At the turn of the millennium, seventeen years after the start of the HIV epidemic, an estimated 34 million people worldwide were living with HIV or AIDS. By the end of 2003, the number had increased to 40 million In 2003 alone, about 5 million were newly infected and more than 3 million died. Two-thirds of those infected live in sub-Saharan Africa, and the disease is spreading quickly in other regions of the developing world-especially in the former Soviet states, the Caribbean, and parts of East and South Asia. The Joint United Nations Programme on HIV/AIDS (UNAIDS) estimates that an additional 45 million people in 126 low- and middle-income countries will become infected by 2010. A significant trend in the evolution of the epidemic is the narrowing gap between infection in the sexes as heterosexual transmission has become more common. Women are also about 10 times more vulnerable to infection by HIV during heterosexual intercourse than men, because women can contract the virus from sperm or via the blood at skin lesions, whereas men contract it only via the blood. Thus the number of infected women has increased, with a corresponding rise in the number of children born infected. There is also a difference in the incidence of different strains of the HIV virus. Sexually transmitted infections that cause genital ulcers, like syphilis or herpes appear to facilitate the transmission of the HIV virus, as an uninfected woman's chance of contracting the virus is 4 times greater if she already has some other sexually transmitted disease.
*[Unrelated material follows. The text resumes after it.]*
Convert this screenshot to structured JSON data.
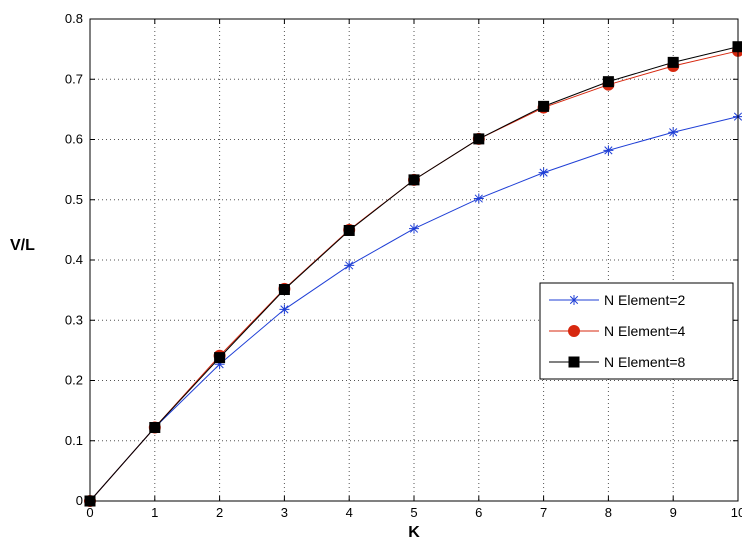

In this global emergency, prevention of HIV infection must be our greatest worldwide public health priority. The knowledge and tools to prevent infection exist. The sexual spread of HIV can be prevented by monogamy, abstinence or by using condoms. Blood transmission can be stopped by screening blood products and by not re-using needles. Mother-to-child transmission can be reduced by half or more by short courses of antiviral drugs. There are many ways to communicate the vital information about HIV/AIDS. What works best in one country may not be appropriate in another.
Since 1987 researchers have increasingly questioned whether HIV does actually cause AIDS. Some demur that HIV has never been proven to cause AIDS, whereas others believe that the evidence rules out HIV as playing any part in AIDS at all. Many more maintain that HIV alone cannot cause AIDS. Many of the doubters prefer not to be quoted to avoid disapproval or loss of funding.